Despite the ubiquitousness of smaller and more convenient digital cameras, I find that old fashioned Kodak FunSaver Disposable Cameras are more practical for most photographic situations than the modern digital camera. While digital cameras are certainly more convenient for the distribution of one’s pictures due to the fact that they can be emailed, uploaded, and distributed easily on the internet, I find that the worry of damage to an expensive piece of equipment outweighs any of these advantages.
For example, I am a water skier, and I enjoy having my picture taken from the back of the boat while I am skiing. While this might seem a tad narcissistic, my point is that I would not want to risk damaging a digital camera with water or risk losing it over the side of the boat to the bottom of the lake. So while the resolution is great with a digital camera, I find that most of the time I just run down to Longs Drugs and pick up a Kodak FunSaver disposable camera when I will need pictures out of doors.
The advances in film quality in the last several years has paralleled the development of higher quality digital technology, and I have noticed that the quality of pictures that one can expect to obtain from a Kodak FunSaver disposable camera has increased dramatically over the past decade or so. It used to be the case that one needed an expensive “real” camera if one wanted to obtain professional quality photographs on traditional film. Now I have seen amazing work that has been done with disposable cameras like the Kodak FunSaver.

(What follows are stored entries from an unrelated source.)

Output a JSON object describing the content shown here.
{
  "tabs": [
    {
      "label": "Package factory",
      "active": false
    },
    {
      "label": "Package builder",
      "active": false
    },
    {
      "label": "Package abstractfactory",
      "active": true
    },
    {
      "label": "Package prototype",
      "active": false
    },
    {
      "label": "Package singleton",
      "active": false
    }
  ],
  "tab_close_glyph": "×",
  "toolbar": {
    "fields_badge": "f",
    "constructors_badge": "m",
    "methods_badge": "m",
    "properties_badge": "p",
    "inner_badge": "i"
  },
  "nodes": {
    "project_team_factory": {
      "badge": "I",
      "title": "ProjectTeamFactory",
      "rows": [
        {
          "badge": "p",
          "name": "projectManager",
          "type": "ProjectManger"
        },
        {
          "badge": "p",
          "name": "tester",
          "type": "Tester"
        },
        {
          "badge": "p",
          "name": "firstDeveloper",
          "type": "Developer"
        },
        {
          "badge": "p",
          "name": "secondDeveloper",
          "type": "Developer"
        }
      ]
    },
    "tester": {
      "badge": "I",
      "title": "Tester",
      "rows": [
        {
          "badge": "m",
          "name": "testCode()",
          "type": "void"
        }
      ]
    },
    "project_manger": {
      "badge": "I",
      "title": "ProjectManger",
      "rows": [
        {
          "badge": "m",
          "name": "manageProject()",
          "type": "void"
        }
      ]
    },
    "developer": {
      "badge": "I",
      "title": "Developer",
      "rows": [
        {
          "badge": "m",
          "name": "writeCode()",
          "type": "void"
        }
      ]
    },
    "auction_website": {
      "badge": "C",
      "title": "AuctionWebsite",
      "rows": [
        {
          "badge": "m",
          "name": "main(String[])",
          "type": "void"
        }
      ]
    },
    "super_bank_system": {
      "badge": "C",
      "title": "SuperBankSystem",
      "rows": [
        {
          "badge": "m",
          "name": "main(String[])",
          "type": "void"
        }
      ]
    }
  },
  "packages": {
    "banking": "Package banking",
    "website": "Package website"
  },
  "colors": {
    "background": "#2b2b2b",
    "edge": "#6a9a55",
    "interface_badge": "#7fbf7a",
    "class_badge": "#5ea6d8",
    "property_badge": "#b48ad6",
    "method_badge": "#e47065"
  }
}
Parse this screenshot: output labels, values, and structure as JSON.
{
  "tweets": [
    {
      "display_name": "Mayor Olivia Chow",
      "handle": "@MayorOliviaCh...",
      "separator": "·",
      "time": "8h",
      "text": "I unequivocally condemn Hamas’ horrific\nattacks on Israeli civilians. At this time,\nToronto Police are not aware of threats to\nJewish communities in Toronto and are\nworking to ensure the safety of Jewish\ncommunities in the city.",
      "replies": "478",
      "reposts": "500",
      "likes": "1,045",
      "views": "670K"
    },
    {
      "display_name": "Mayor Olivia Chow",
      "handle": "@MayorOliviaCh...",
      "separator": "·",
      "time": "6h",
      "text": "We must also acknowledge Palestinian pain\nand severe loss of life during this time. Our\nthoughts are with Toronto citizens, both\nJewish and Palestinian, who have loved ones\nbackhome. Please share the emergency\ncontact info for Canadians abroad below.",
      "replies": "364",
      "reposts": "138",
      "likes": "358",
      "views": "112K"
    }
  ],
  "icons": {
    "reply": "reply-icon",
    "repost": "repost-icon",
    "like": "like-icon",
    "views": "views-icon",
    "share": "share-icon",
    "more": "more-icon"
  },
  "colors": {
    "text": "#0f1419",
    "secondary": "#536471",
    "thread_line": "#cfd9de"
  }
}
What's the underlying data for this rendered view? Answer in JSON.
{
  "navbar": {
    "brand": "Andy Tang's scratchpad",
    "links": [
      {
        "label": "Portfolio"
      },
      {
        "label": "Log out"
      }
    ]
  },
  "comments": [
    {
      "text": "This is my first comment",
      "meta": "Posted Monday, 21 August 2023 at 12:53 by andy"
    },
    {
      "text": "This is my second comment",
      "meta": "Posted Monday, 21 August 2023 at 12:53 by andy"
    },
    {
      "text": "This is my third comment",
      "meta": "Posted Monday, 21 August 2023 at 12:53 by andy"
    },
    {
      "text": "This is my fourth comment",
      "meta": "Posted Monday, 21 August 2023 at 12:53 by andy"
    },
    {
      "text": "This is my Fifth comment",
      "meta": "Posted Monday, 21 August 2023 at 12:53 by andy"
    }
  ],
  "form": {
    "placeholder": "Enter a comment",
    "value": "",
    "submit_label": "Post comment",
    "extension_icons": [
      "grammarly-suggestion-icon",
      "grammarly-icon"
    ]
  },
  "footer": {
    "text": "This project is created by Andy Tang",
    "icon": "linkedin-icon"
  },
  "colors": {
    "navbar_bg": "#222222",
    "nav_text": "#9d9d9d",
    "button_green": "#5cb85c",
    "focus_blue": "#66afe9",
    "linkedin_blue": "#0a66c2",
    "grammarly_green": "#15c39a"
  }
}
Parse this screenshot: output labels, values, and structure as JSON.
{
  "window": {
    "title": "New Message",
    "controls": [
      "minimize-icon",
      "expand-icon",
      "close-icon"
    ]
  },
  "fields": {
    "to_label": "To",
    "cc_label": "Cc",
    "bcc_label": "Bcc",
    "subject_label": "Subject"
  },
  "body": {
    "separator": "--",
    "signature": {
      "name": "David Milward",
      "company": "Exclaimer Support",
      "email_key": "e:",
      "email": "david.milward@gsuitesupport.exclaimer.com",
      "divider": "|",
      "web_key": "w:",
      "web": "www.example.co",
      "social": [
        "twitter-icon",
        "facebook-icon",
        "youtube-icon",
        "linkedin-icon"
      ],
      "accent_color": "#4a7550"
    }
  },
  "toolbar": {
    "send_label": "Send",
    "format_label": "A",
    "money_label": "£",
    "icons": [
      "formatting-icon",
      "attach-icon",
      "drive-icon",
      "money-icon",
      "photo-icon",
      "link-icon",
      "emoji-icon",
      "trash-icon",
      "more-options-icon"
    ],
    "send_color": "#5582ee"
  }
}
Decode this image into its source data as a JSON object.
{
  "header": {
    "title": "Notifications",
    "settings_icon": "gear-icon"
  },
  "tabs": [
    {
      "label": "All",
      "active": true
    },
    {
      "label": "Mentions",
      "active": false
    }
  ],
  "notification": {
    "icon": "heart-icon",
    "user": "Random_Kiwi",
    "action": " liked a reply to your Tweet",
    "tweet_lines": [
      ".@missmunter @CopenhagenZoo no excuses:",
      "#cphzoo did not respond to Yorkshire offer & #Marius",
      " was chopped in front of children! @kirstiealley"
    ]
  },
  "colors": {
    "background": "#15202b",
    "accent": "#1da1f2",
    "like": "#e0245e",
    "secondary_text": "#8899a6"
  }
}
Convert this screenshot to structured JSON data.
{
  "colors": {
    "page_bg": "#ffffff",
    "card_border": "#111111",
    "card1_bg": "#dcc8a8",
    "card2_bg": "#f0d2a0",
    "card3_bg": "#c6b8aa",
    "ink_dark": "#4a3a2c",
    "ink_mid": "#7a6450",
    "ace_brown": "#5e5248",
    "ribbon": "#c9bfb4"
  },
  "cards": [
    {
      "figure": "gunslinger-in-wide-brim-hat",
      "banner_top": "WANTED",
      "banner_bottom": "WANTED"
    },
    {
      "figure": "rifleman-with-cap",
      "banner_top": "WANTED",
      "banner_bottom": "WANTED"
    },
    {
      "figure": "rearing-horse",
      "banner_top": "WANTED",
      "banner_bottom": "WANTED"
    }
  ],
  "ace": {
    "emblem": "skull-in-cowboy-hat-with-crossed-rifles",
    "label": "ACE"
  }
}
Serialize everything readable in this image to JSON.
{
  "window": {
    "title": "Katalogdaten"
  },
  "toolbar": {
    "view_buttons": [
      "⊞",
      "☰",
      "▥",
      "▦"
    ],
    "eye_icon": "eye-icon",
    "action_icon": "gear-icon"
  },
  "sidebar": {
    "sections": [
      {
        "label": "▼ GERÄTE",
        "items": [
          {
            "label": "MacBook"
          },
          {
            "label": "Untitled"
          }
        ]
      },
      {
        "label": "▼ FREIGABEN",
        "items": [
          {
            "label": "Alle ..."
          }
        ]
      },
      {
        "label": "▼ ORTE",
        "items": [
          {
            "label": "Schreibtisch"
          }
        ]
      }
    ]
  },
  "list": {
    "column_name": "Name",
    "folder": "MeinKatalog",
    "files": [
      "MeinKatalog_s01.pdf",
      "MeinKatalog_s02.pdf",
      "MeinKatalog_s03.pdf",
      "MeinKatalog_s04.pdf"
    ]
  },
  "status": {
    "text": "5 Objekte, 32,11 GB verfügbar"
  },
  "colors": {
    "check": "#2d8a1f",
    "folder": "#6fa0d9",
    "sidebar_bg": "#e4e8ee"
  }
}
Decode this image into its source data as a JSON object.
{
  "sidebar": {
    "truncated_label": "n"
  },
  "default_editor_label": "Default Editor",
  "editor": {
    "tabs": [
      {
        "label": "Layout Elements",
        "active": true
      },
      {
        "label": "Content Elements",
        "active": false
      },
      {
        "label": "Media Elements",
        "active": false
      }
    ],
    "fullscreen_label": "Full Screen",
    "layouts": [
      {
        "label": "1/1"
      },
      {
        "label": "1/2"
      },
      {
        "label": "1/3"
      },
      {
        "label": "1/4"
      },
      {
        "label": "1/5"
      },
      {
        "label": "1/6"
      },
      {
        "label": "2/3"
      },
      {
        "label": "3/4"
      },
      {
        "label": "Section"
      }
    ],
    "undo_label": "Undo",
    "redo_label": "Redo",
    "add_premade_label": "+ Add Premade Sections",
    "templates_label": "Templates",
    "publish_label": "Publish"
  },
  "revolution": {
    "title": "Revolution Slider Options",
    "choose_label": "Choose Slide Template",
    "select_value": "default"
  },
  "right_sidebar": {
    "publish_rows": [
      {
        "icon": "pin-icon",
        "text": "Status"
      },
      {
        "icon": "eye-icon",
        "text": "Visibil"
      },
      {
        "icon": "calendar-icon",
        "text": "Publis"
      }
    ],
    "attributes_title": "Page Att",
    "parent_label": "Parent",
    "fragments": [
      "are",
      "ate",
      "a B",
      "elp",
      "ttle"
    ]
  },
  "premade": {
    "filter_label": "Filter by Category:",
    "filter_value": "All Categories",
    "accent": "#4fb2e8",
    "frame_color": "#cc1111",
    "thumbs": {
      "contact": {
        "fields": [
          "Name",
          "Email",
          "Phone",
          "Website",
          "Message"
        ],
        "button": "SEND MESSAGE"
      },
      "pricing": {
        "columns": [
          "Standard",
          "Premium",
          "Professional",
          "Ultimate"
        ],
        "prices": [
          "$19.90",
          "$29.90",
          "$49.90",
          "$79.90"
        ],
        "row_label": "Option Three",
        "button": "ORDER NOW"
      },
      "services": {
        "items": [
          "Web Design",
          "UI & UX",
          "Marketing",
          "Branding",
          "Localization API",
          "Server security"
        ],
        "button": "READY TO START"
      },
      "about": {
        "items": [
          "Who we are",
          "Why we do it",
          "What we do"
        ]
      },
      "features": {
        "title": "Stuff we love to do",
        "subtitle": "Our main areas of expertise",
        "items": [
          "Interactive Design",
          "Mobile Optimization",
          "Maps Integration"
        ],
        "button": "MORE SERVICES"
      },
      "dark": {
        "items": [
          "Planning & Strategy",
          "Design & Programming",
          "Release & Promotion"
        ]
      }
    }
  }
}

The drawbacks to using the Kodak FunSaver are numerous, but I find that the drawbacks are outweighed in most cases by not having to worry about losing or damaging a sensitive piece of equipment. One disadvantage is that film does degrade over time. If one does not get the pictures from the Kodak FunSaver developed promptly, then one runs the risk of having faded out pictures. Another disadvantage is that it is much less easy to distribute traditional paper photographs to friends and family, although this disadvantage is neutralized by the omnipresence of digital image scanners and the ability to have traditional film photographs put onto a CD when having the pictures developed. Most film developers now offer this service for a minimal fee.
In conclusion, while digital cameras have many advantages, I find that a basic Kodak FunSaver digital camera is more versatile and safer to use if there is a risk of the camera being damaged in any way. Of course, my preferences my not agree with yours, so if you are not concerned with the disadvantages of a digital camera, then you should by no means stop using one.